Ryan Cooper: “The 2016 candidates spent almost all their time in a handful of states, most of them medium or large. Two-thirds of campaign events happened in just six states — Florida, North Carolina, Pennsylvania, Ohio, Virginia, and Michigan. If we include Iowa, New Hampshire, Colorado, Nevada, Wisconsin, and Arizona, then those 12 states account for 96 percent of campaign events.”
“The nine smallest states (including D.C.), meanwhile, got precisely zero attention. Only the tenth-largest, New Hampshire, got any events at all. In total, 25 states (mostly small and medium-sized) got no events whatsoever. And while it’s true the states that got huge attention are mostly on the big side, the very largest states were almost totally ignored as well — California and Texas got one event apiece, and New York none.”
“The reason for this is obvious. Almost every state gives all of its electoral votes to whoever wins the state — allowing candidates to take the votes of strongly partisan states for granted. Indeed, it’s actively foolish to campaign where you are guaranteed to win or lose — only the swing states matter.”
Ezra Klein: ‘The Democratic Party has lots of policy ideas. But policymaking is downstream from power. The kinds of policies that get crafted, considered, and passed, reflect the balance of power in society. And for all the clarity and rigor Democrats bring to the policy debate, they don’t have a clear theory of power — who they think holds it, and what, if anything, they want to do about it.”
“The Democratic National Committee set a June 12 deadline for qualifying for the first presidential primary debates and outlined a tiebreaking system in case more than 20 candidates qualify for the two-night event,” the Wall Street Journal reports.
“The DNC, which is running the debates, has said that to qualify for the June 26-27 debates in Miami, candidates must either raise money from at least 65,000 donors, including a minimum of 200 each in 20 states, or achieve at least 1% in three national or early primary-state polls.”
“If more than 20 candidates qualify for the debate, the party said candidates who meet both criteria will be given priority on the debate stages. If more than 20 candidates qualify using both methods, those candidates with the highest polling averages will be given preference.”
“Joe Biden is crafting a climate change policy he hopes will appeal to both environmentalists and the blue-collar voters that elected Donald Trump, according to two sources, carving out a middle ground approach that will likely face heavy resistance from green activists,” Reuters reports.
“Terry McAuliffe toyed with a presidential bid for months only to bow out. But back in his adopted state of Virginia, it’s assumed he’s going to run for a second term as governor,” Politico reports.
Politico: “They’re shutting down the conspiracy theorists at local meetings who continue to insist the 2016 caucus outcome was rigged for Clinton. They’re holding back on candidate endorsements in the hopes of avoiding conflict. They’re even encouraging the individual candidates to save the aggression for the general election, while going so far as to hold social events to help rival Democratic campaign staffers build a rapport.”
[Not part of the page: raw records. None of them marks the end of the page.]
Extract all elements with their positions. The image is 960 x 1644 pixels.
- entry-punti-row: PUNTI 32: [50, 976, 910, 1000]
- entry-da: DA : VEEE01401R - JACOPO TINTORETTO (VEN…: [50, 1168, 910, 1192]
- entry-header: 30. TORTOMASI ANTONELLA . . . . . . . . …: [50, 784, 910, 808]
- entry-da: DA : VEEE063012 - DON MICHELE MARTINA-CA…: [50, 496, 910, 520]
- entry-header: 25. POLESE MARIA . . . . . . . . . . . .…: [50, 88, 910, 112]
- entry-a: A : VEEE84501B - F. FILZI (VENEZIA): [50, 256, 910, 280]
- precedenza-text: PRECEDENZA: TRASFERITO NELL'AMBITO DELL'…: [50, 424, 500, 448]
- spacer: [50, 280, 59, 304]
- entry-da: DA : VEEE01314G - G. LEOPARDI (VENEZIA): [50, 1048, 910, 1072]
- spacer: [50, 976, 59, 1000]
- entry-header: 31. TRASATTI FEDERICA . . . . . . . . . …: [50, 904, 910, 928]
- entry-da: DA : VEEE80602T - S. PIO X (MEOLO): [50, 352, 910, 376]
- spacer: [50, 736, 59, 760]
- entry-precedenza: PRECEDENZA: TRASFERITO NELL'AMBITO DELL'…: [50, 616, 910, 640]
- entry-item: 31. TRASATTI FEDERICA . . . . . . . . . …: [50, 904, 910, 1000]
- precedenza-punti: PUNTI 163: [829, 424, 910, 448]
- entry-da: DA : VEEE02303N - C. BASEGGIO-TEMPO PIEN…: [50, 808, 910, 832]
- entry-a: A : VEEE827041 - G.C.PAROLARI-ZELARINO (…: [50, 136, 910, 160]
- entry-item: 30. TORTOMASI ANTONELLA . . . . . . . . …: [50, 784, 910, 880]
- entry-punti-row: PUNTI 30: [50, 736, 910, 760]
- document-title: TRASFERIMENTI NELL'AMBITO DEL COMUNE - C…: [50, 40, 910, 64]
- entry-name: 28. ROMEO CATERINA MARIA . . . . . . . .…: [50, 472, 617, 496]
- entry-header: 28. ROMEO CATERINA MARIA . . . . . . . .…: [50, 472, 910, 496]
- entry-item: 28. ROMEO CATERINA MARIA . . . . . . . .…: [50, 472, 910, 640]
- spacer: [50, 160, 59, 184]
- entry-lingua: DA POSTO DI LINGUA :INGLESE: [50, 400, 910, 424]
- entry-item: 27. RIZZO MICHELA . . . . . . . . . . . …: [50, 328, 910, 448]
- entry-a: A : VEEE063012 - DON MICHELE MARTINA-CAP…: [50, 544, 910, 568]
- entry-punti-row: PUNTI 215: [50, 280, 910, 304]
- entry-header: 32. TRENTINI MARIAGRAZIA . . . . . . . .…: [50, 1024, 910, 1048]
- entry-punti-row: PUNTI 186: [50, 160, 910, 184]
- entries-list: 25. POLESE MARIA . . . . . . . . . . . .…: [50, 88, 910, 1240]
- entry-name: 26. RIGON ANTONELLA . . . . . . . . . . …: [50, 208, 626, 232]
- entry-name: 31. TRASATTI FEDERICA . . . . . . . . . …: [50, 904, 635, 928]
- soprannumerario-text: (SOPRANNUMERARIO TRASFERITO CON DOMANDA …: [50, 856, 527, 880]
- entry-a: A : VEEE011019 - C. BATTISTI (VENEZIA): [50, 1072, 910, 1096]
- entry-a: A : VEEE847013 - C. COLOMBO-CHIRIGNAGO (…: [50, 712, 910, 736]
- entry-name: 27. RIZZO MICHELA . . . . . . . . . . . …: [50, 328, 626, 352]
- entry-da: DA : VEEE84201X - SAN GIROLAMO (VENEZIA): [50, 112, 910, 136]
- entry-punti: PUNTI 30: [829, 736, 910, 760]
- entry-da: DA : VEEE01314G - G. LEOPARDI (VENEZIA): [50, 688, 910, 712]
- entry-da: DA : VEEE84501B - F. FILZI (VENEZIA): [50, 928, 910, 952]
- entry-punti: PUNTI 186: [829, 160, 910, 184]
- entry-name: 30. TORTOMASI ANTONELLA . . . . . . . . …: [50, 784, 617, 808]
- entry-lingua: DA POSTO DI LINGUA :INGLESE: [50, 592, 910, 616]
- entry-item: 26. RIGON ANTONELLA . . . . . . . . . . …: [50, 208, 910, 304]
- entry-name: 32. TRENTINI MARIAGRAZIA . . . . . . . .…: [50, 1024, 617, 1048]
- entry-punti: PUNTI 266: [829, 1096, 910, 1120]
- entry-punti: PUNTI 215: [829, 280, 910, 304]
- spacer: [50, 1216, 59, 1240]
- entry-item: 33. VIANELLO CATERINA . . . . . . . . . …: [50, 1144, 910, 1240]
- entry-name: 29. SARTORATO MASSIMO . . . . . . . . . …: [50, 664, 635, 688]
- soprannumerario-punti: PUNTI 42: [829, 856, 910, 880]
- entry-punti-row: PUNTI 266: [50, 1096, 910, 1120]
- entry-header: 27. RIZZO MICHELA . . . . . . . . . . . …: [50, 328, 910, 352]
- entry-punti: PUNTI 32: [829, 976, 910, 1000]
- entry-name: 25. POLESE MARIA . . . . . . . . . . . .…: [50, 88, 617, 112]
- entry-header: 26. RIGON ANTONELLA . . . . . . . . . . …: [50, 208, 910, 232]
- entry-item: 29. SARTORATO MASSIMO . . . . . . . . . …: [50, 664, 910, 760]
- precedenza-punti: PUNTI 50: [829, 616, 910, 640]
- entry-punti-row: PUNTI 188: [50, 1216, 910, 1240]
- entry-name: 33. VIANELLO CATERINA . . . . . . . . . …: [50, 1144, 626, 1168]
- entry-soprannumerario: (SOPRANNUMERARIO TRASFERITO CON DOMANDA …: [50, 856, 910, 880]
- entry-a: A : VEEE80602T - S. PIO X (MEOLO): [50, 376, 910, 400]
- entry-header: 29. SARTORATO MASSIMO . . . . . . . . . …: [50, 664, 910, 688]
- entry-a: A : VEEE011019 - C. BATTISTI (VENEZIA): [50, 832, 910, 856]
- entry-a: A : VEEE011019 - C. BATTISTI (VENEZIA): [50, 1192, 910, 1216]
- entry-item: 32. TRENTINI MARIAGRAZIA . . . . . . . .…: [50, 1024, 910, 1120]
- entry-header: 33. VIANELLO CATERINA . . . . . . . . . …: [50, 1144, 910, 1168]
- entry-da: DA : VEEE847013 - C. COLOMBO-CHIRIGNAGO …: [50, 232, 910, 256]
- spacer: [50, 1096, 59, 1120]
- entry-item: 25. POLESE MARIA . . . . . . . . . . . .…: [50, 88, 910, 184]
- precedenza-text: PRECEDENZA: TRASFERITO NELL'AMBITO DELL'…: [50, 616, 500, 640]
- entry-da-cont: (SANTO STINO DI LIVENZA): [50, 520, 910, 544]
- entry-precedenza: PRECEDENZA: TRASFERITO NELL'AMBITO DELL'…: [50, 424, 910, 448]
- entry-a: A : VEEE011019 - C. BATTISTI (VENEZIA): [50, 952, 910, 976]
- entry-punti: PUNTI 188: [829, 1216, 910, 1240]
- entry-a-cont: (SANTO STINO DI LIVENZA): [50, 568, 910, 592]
“By exerting subtle but persistent pressure on the campaigns to remain respectful to each other, Iowa officials are aiming to keep Democrats focused on the prize — defeating Donald Trump — rather than risk a repeat of a destructive cycle three years ago that ultimately hobbled the party as it moved toward November.”
Politico: “Celebrating defeat is unusual for a politician, and doing so makes O’Rourke notably different from the rest of the unwieldy field of Democrats running for president. … O’Rourke instead presents his loss to Cruz as a prominent selling point.”
“For O’Rourke, the phenomenon on display in that race—failure without negative effects, and with perhaps even some kind of personal boost—is a feature of his life and career. That biography is marked as much by meandering, missteps and moments of melancholic searching as by résumé-boosting victories and honors.”
David Weigel: “The president’s Wednesday night rally in the Florida Panhandle ended without much of a theme. He took shots at Joe Biden, Pete Buttigieg and Beto O’Rourke. He attacked China for its aggressive turn in trade negotiations, then shrugged that “It’ll work out.” And he appeared to laugh when a crowd member yelled about shooting undocumented immigrants.”
“What made less news but mattered much more for the president’s reelection hopes was a pledge to redirect nearly half a billion more dollars toward hurricane recovery — and a promise to rebuild Tyndall Air Force Base, damaged by last year’s storms. That was exactly what the coalition working to reelect Trump wanted to hear: Every visit to a swing state, every offer of help from the government, could help them get reluctant voters excited about 2020. And Trump campaign representatives were working the rally, collecting data from attendees who might want to reelect the president.”
America First Action, an outside group supporting President Trump, intends to spend $250 million in six battleground states as part of a major effort to boost his chances of being reelected in 2020, The Hill reports. The states identified by America First are Florida, Ohio, Pennsylvania, Michigan, North Carolina and Georgia.